To calculate the area of rectangle whose right bottom point at matrix[i][j] and width is w, we can start from DP[i][j] and let height h be the minimal value of DP[i][j], DP[i][j - 1], ..., DP[i][j - w + 1]. Then the area equals $w\times h$. Iterate over all i, j, we can get the maximal area of rectangles that contains all 1s.
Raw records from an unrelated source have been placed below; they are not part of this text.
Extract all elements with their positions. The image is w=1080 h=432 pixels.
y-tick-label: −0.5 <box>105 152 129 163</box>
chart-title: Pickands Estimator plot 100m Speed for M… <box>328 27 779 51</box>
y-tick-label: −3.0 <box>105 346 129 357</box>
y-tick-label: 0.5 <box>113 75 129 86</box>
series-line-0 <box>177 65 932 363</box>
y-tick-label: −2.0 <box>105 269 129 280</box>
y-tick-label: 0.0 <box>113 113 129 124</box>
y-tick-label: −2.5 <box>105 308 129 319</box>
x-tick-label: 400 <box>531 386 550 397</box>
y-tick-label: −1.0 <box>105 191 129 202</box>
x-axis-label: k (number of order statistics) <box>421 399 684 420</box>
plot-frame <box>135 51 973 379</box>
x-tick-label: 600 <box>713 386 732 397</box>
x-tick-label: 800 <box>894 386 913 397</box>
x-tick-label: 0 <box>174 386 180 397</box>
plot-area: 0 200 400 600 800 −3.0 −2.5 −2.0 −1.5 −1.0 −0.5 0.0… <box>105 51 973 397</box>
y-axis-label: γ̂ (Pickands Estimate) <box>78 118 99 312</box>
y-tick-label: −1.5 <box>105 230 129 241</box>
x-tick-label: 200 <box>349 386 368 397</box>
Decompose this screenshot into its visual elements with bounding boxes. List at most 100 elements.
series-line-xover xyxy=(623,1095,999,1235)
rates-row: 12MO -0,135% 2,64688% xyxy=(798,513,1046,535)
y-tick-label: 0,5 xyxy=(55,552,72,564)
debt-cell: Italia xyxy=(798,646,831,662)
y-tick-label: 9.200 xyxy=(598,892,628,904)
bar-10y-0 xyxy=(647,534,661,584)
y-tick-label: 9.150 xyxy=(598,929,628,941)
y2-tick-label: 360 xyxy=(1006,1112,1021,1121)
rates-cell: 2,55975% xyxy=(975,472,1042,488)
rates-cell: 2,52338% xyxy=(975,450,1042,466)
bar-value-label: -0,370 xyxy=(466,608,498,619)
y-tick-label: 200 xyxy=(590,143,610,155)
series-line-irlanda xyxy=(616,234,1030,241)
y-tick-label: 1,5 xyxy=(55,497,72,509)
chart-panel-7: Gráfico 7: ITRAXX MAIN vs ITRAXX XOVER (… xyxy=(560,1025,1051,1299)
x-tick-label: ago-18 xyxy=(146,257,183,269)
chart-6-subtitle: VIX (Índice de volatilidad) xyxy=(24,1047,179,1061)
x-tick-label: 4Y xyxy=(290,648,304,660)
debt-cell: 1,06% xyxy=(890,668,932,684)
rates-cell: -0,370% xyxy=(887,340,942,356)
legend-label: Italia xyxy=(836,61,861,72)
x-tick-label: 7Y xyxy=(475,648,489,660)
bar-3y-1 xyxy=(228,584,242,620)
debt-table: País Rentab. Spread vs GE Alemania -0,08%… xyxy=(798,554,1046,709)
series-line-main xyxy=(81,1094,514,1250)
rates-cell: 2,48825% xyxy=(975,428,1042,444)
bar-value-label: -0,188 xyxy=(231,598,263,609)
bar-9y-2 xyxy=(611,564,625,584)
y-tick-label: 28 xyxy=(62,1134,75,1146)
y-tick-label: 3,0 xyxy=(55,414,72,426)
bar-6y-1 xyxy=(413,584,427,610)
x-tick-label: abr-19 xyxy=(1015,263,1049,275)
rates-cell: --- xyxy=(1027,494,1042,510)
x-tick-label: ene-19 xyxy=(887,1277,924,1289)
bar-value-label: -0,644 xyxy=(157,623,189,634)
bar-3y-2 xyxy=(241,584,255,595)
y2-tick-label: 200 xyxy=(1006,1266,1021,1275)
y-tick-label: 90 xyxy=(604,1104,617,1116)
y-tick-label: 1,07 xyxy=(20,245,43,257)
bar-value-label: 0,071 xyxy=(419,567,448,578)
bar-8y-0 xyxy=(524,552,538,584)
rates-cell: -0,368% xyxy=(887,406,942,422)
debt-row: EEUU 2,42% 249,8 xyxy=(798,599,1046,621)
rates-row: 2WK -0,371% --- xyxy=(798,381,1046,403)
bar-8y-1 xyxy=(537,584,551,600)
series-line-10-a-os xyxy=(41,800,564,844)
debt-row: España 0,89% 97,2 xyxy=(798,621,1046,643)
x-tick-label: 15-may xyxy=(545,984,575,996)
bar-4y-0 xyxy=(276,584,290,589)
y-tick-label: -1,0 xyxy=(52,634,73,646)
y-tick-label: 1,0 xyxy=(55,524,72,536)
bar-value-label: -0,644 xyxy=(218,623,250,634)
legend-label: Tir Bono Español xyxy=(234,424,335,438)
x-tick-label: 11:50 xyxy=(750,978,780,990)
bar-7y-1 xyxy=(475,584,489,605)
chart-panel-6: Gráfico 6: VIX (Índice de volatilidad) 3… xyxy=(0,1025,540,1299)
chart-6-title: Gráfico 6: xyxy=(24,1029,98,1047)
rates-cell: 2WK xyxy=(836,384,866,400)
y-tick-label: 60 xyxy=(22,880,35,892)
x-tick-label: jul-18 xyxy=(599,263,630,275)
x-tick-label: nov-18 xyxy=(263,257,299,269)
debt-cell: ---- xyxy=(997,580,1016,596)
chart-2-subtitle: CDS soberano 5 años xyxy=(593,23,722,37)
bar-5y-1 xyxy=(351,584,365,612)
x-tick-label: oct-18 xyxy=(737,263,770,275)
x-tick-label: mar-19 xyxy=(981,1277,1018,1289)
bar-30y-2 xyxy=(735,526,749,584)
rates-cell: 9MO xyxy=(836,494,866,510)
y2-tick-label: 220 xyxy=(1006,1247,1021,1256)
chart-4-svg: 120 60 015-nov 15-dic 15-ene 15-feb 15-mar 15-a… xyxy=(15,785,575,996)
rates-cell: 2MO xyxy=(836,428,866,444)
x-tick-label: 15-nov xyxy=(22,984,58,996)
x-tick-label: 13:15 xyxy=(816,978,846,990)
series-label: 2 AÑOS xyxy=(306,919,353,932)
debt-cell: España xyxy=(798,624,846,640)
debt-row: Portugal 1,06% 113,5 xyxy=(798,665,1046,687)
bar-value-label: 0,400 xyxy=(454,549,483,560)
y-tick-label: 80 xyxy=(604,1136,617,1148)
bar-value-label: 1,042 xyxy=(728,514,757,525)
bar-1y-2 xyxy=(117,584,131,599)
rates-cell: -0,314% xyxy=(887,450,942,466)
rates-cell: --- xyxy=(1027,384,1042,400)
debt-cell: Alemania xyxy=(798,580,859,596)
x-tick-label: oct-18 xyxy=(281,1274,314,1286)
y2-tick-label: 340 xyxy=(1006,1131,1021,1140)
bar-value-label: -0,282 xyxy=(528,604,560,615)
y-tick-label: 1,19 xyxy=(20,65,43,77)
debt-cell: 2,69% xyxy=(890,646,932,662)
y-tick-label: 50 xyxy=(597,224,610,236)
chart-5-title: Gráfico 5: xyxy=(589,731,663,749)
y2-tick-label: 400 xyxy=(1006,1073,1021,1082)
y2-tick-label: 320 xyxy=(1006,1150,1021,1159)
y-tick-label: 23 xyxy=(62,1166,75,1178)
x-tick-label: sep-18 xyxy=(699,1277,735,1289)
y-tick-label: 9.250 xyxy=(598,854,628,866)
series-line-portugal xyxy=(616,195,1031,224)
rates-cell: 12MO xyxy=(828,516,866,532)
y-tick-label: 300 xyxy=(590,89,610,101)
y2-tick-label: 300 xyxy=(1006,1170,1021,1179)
Similarly, if we let side length to be min(w, h), we will get the maximal square that contains all 1s.

Below a solutions to related problem Maximal Rectangle and Maximal Square.

public class MaximalSquare {
    public int maximalSquare(char[][] matrix) {
        if (matrix.length == 0 || matrix[0].length == 0) return 0;

        int[] countLine = new int[matrix[0].length];

        int res = 0;
        int height = 0;
        int width = 0;

        for (int i = 0; i < matrix.length; i++) {
            for (int j = 0; j < matrix[0].length; j++) {
                if (matrix[i][j] == '1') {
                    countLine[j]++;
                    height = countLine[j];
                    for (int k = j; k >= 0; k--) {
                        if (countLine[k] == 0) break;
                        else {
                            height = Math.min(height, countLine[k]);
                            width = Math.min(j - k + 1, height);
                            res = Math.max(res, width * width);
                        }
                    }
                } else countLine[j] = 0;
            }
        }
        return res;
    }
}

public class MaximalRectangle {
    public int maximalRectangle(char[][] matrix) {
        if (matrix.length == 0 || matrix[0].length == 0) return 0;

        int[] countLine = new int[matrix[0].length];

        int res = 0;
        int height = 0;
        int width = 0;

        for (int i = 0; i < matrix.length; i++) {
            for (int j = 0; j < matrix[0].length; j++) {
                if (matrix[i][j] == '1') {
                    countLine[j]++;
                    height = countLine[j];
                    for (int k = j; k >= 0; k--) {
                        if (countLine[k] == 0) break;
                        else {
                            height = Math.min(height, countLine[k]);
                            width = j - k + 1;
                            res = Math.max(res, width * height);
                        }
                    }
                } else countLine[j] = 0;
            }
        }
        return res;
    }
}

The time cost of two solutions are both $O(NM^2)$, they are good enough but there are a way based on the solution to Largest Rectangle in Histogram that can reduce the time cost to $O(NM)$. This solution dropped the third inner loop on k and replace it with a $O(M)$ cost loop parallel to that loop of j.

The space cost is $O(M)$ in code above as well as the $O(NM)$ solution.